Mace fetches a better price when it dries out turning yellow from scarlet while retaining its flower-like shape. “Due to the weather in Kerala, this process takes longer. Also, the nutmegs here have better flavour because the plantations are not as dense as in Kerala,” says Ranjit. A better understanding of the market and the value of their own produce is helping farmers convince the traders to offer a premium.
Farmers make up to Rs 180,000 a year in profits with 50 trees as an intercrop with coconut. Last season, one of the farmers in the FPC sold nutmegs worth more than Rs 20 lakh from his four acres. A kilo of nutmeg during peak season sells for more than Rs 450. When farmers sell small lots to traders, the average price can be as low as Rs 275.

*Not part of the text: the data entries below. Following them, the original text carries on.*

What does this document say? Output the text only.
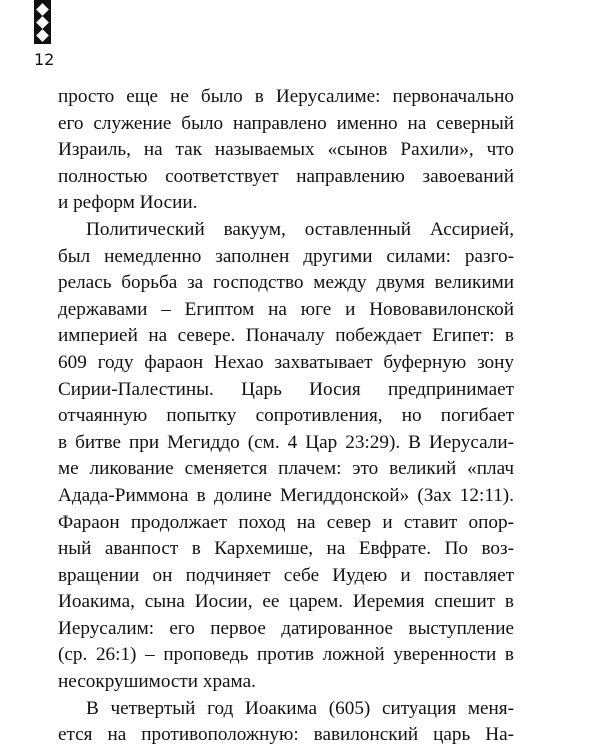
12
просто еще не было в Иерусалиме: первоначально
его служение было направлено именно на северный
Израиль, на так называемых «сынов Рахили», что
полностью соответствует направлению завоеваний
и реформ Иосии.
Политический вакуум, оставленный Ассирией,
был немедленно заполнен другими силами: разго-
релась борьба за господство между двумя великими
державами – Египтом на юге и Нововавилонской
империей на севере. Поначалу побеждает Египет: в
609 году фараон Нехао захватывает буферную зону
Сирии-Палестины. Царь Иосия предпринимает
отчаянную попытку сопротивления, но погибает
в битве при Мегиддо (см. 4 Цар 23:29). В Иерусали-
ме ликование сменяется плачем: это великий «плач
Адада-Риммона в долине Мегиддонской» (Зах 12:11).
Фараон продолжает поход на север и ставит опор-
ный аванпост в Кархемише, на Евфрате. По воз-
вращении он подчиняет себе Иудею и поставляет
Иоакима, сына Иосии, ее царем. Иеремия спешит в
Иерусалим: его первое датированное выступление
(ср. 26:1) – проповедь против ложной уверенности в
несокрушимости храма.
В четвертый год Иоакима (605) ситуация меня-
ется на противоположную: вавилонский царь На-
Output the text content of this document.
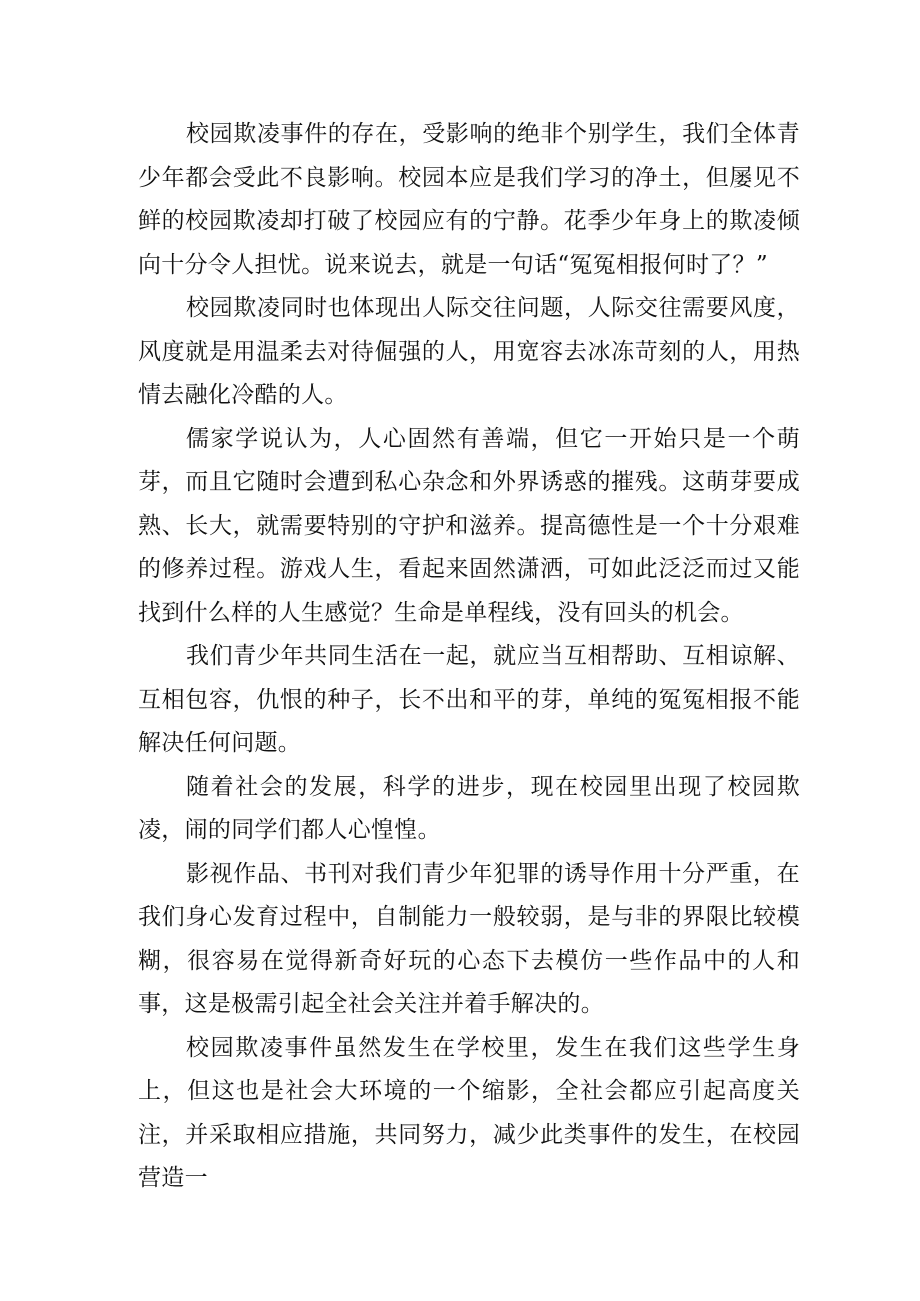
校园欺凌事件的存在，受影响的绝非个别学生，我们全体青少年都会受此不良影响。校园本应是我们学习的净土，但屡见不鲜的校园欺凌却打破了校园应有的宁静。花季少年身上的欺凌倾向十分令人担忧。说来说去，就是一句话“冤冤相报何时了？”

校园欺凌同时也体现出人际交往问题，人际交往需要风度，风度就是用温柔去对待倔强的人，用宽容去冰冻苛刻的人，用热情去融化冷酷的人。

儒家学说认为，人心固然有善端，但它一开始只是一个萌芽，而且它随时会遭到私心杂念和外界诱惑的摧残。这萌芽要成熟、长大，就需要特别的守护和滋养。提高德性是一个十分艰难的修养过程。游戏人生，看起来固然潇洒，可如此泛泛而过又能找到什么样的人生感觉？生命是单程线，没有回头的机会。

我们青少年共同生活在一起，就应当互相帮助、互相谅解、互相包容，仇恨的种子，长不出和平的芽，单纯的冤冤相报不能解决任何问题。

随着社会的发展，科学的进步，现在校园里出现了校园欺凌，闹的同学们都人心惶惶。

影视作品、书刊对我们青少年犯罪的诱导作用十分严重，在我们身心发育过程中，自制能力一般较弱，是与非的界限比较模糊，很容易在觉得新奇好玩的心态下去模仿一些作品中的人和事，这是极需引起全社会关注并着手解决的。

校园欺凌事件虽然发生在学校里，发生在我们这些学生身上，但这也是社会大环境的一个缩影，全社会都应引起高度关注，并采取相应措施，共同努力，减少此类事件的发生，在校园营造一
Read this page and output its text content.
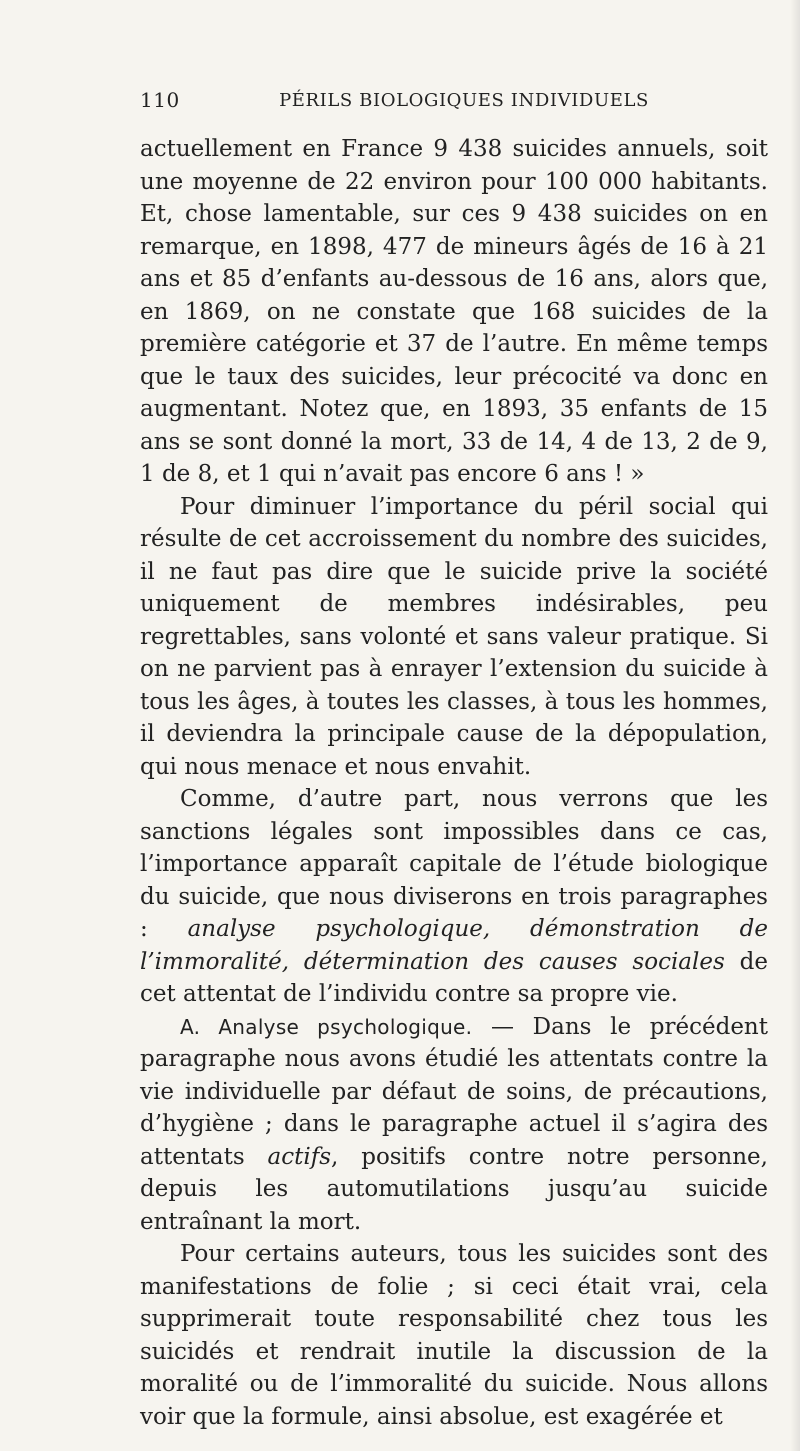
110	PÉRILS BIOLOGIQUES INDIVIDUELS

actuellement en France 9 438 suicides annuels, soit une moyenne de 22 environ pour 100 000 habitants. Et, chose lamentable, sur ces 9 438 suicides on en remarque, en 1898, 477 de mineurs âgés de 16 à 21 ans et 85 d’enfants au-dessous de 16 ans, alors que, en 1869, on ne constate que 168 suicides de la première catégorie et 37 de l’autre. En même temps que le taux des suicides, leur précocité va donc en augmentant. Notez que, en 1893, 35 enfants de 15 ans se sont donné la mort, 33 de 14, 4 de 13, 2 de 9, 1 de 8, et 1 qui n’avait pas encore 6 ans ! »

Pour diminuer l’importance du péril social qui résulte de cet accroissement du nombre des suicides, il ne faut pas dire que le suicide prive la société uniquement de membres indésirables, peu regrettables, sans volonté et sans valeur pratique. Si on ne parvient pas à enrayer l’extension du suicide à tous les âges, à toutes les classes, à tous les hommes, il deviendra la principale cause de la dépopulation, qui nous menace et nous envahit.

Comme, d’autre part, nous verrons que les sanctions légales sont impossibles dans ce cas, l’importance apparaît capitale de l’étude biologique du suicide, que nous diviserons en trois paragraphes : analyse psychologique, démonstration de l’immoralité, détermination des causes sociales de cet attentat de l’individu contre sa propre vie.

A. Analyse psychologique. — Dans le précédent paragraphe nous avons étudié les attentats contre la vie individuelle par défaut de soins, de précautions, d’hygiène ; dans le paragraphe actuel il s’agira des attentats actifs, positifs contre notre personne, depuis les automutilations jusqu’au suicide entraînant la mort.

Pour certains auteurs, tous les suicides sont des manifestations de folie ; si ceci était vrai, cela supprimerait toute responsabilité chez tous les suicidés et rendrait inutile la discussion de la moralité ou de l’immoralité du suicide. Nous allons voir que la formule, ainsi absolue, est exagérée et
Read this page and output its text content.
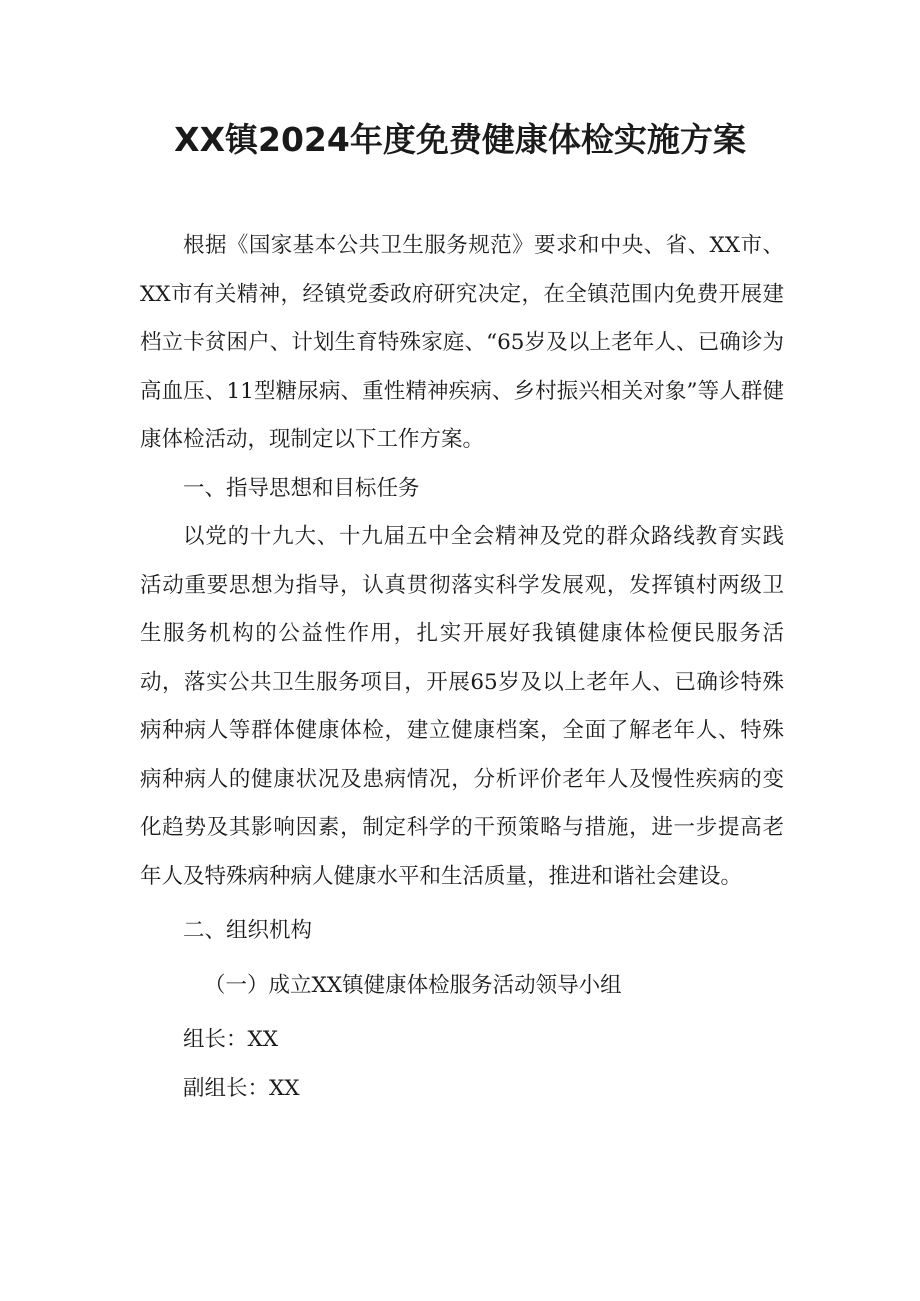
XX镇2024年度免费健康体检实施方案

根据《国家基本公共卫生服务规范》要求和中央、省、XX市、XX市有关精神，经镇党委政府研究决定，在全镇范围内免费开展建档立卡贫困户、计划生育特殊家庭、“65岁及以上老年人、已确诊为高血压、11型糖尿病、重性精神疾病、乡村振兴相关对象”等人群健康体检活动，现制定以下工作方案。

一、指导思想和目标任务

以党的十九大、十九届五中全会精神及党的群众路线教育实践活动重要思想为指导，认真贯彻落实科学发展观，发挥镇村两级卫生服务机构的公益性作用，扎实开展好我镇健康体检便民服务活动，落实公共卫生服务项目，开展65岁及以上老年人、已确诊特殊病种病人等群体健康体检，建立健康档案，全面了解老年人、特殊病种病人的健康状况及患病情况，分析评价老年人及慢性疾病的变化趋势及其影响因素，制定科学的干预策略与措施，进一步提高老年人及特殊病种病人健康水平和生活质量，推进和谐社会建设。

二、组织机构

（一）成立XX镇健康体检服务活动领导小组

组长：XX

副组长：XX
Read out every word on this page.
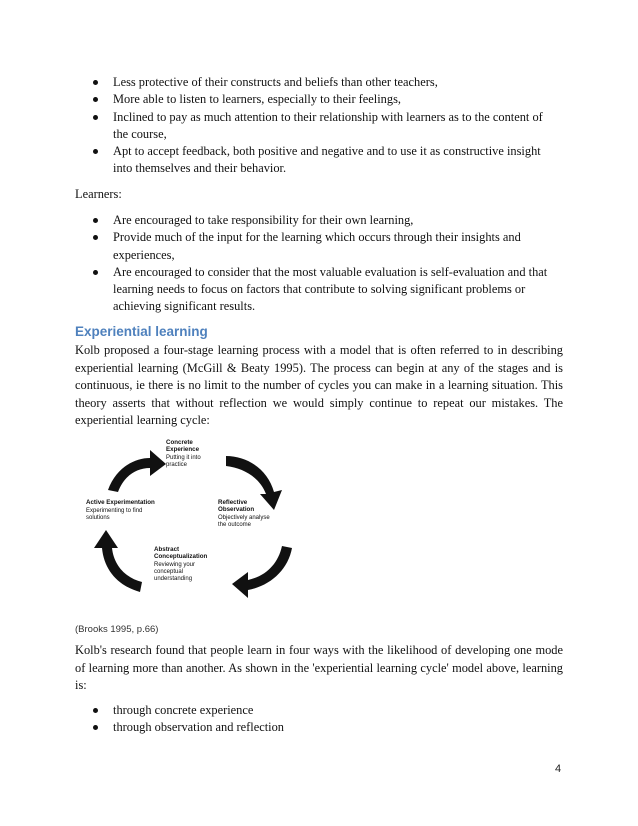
Less protective of their constructs and beliefs than other teachers,
More able to listen to learners, especially to their feelings,
Inclined to pay as much attention to their relationship with learners as to the content of the course,
Apt to accept feedback, both positive and negative and to use it as constructive insight into themselves and their behavior.
Learners:
Are encouraged to take responsibility for their own learning,
Provide much of the input for the learning which occurs through their insights and experiences,
Are encouraged to consider that the most valuable evaluation is self-evaluation and that learning needs to focus on factors that contribute to solving significant problems or achieving significant results.
Experiential learning
Kolb proposed a four-stage learning process with a model that is often referred to in describing experiential learning (McGill & Beaty 1995). The process can begin at any of the stages and is continuous, ie there is no limit to the number of cycles you can make in a learning situation. This theory asserts that without reflection we would simply continue to repeat our mistakes. The experiential learning cycle:
Concrete
Experience
Putting it into
practice
Reflective
Observation
Objectively analyse
the outcome
Abstract
Conceptualization
Reviewing your
conceptual
understanding
Active Experimentation
Experimenting to find
solutions
(Brooks 1995, p.66)
Kolb's research found that people learn in four ways with the likelihood of developing one mode of learning more than another. As shown in the 'experiential learning cycle' model above, learning is:
through concrete experience
through observation and reflection
4
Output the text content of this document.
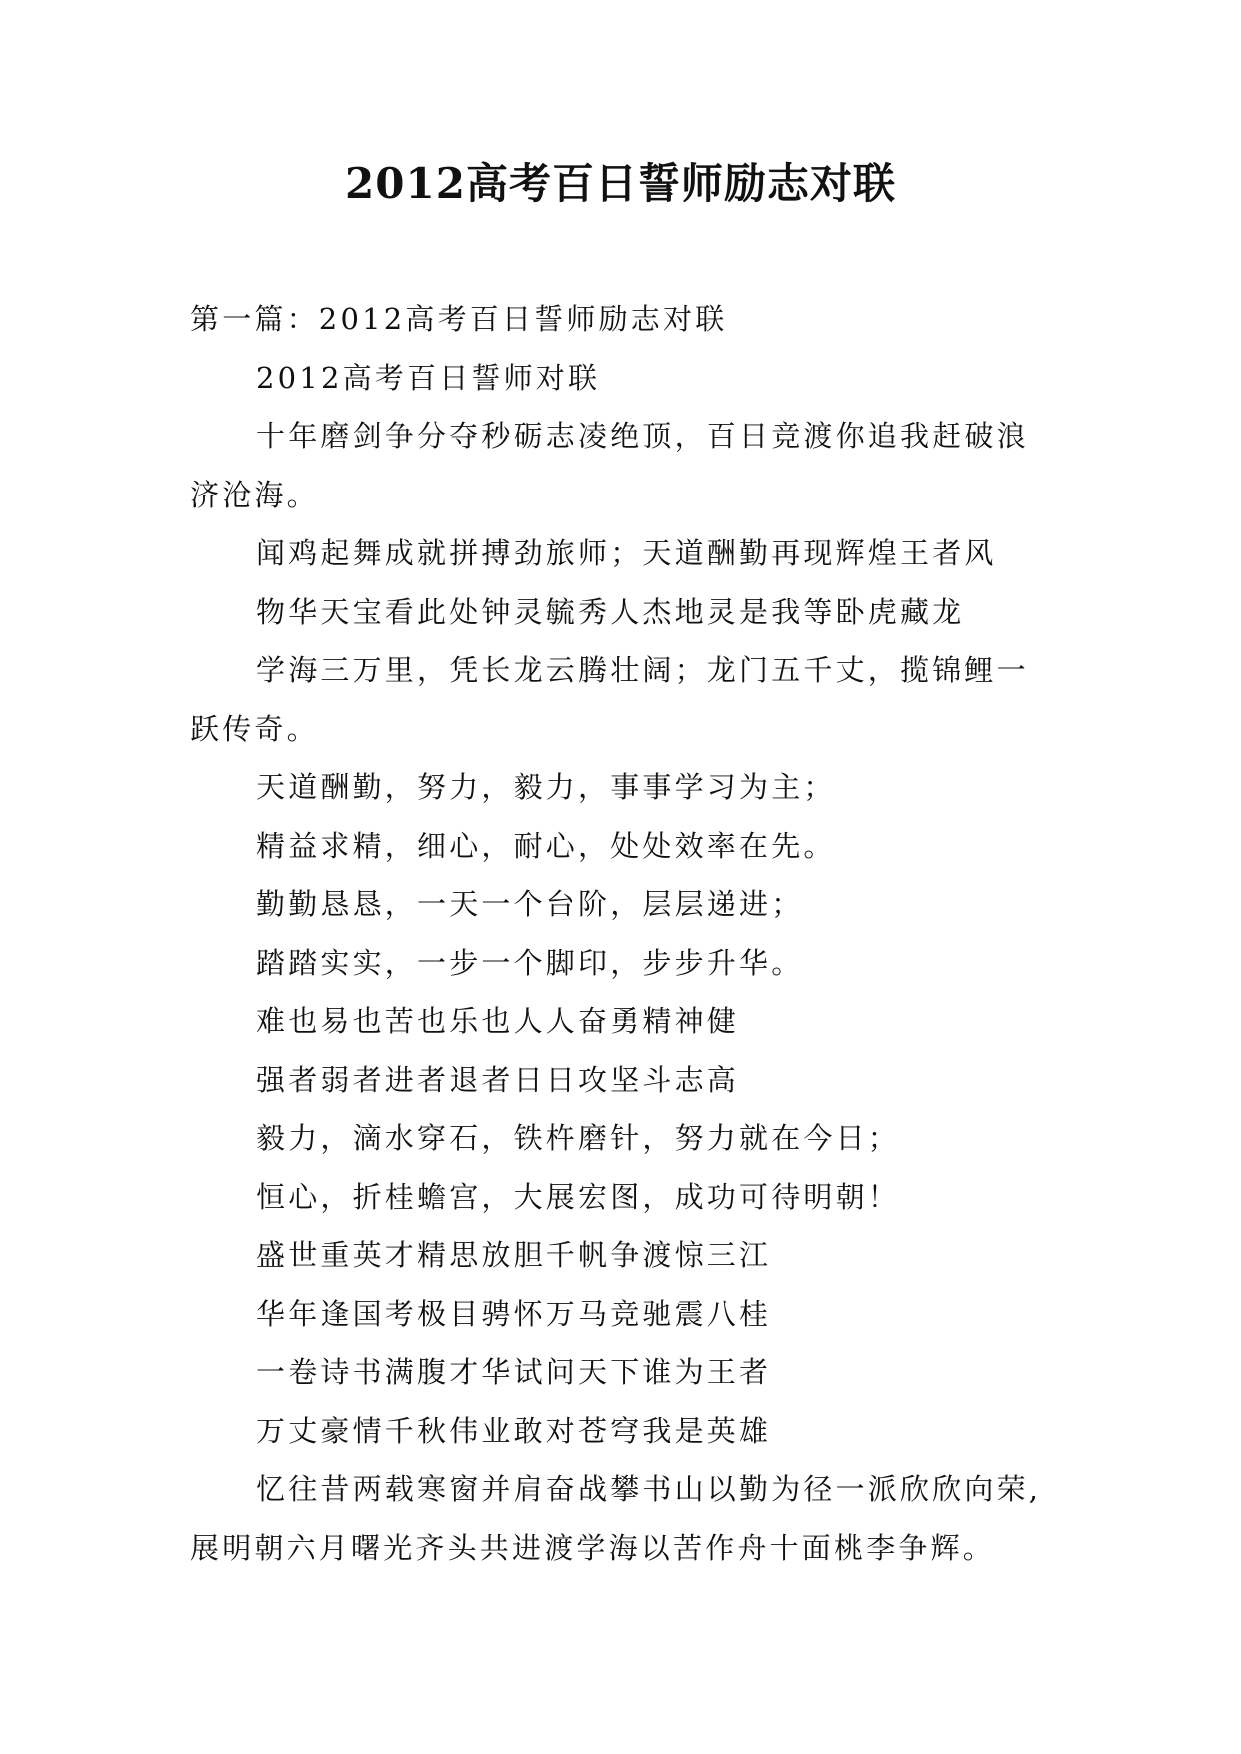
2012高考百日誓师励志对联

第一篇：2012高考百日誓师励志对联

2012高考百日誓师对联

十年磨剑争分夺秒砺志凌绝顶，百日竞渡你追我赶破浪济沧海。

闻鸡起舞成就拼搏劲旅师；天道酬勤再现辉煌王者风

物华天宝看此处钟灵毓秀人杰地灵是我等卧虎藏龙

学海三万里，凭长龙云腾壮阔；龙门五千丈，揽锦鲤一跃传奇。

天道酬勤，努力，毅力，事事学习为主；

精益求精，细心，耐心，处处效率在先。

勤勤恳恳，一天一个台阶，层层递进；

踏踏实实，一步一个脚印，步步升华。

难也易也苦也乐也人人奋勇精神健

强者弱者进者退者日日攻坚斗志高

毅力，滴水穿石，铁杵磨针，努力就在今日；

恒心，折桂蟾宫，大展宏图，成功可待明朝！

盛世重英才精思放胆千帆争渡惊三江

华年逢国考极目骋怀万马竞驰震八桂

一卷诗书满腹才华试问天下谁为王者

万丈豪情千秋伟业敢对苍穹我是英雄

忆往昔两载寒窗并肩奋战攀书山以勤为径一派欣欣向荣,展明朝六月曙光齐头共进渡学海以苦作舟十面桃李争辉。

Ranjit wants to replicate the success of nutmeg in coconut as well. That’s the big but elusive prize. It was easy to unite farmers through nutmeg because it is a high value commodity. The biggest crop in Pollachi is tender coconut—so big that most farmers have now lost the skill to grow anything else. In summers, the price of a nut goes up to Rs 35 and in winters farmers barely get Rs 10. “Our next target is to find a way to create a supply chain for tender coconut that keeps farmers profitable year-round. If you are not working collectively as farmers, you are moving in the wrong direction,” he says.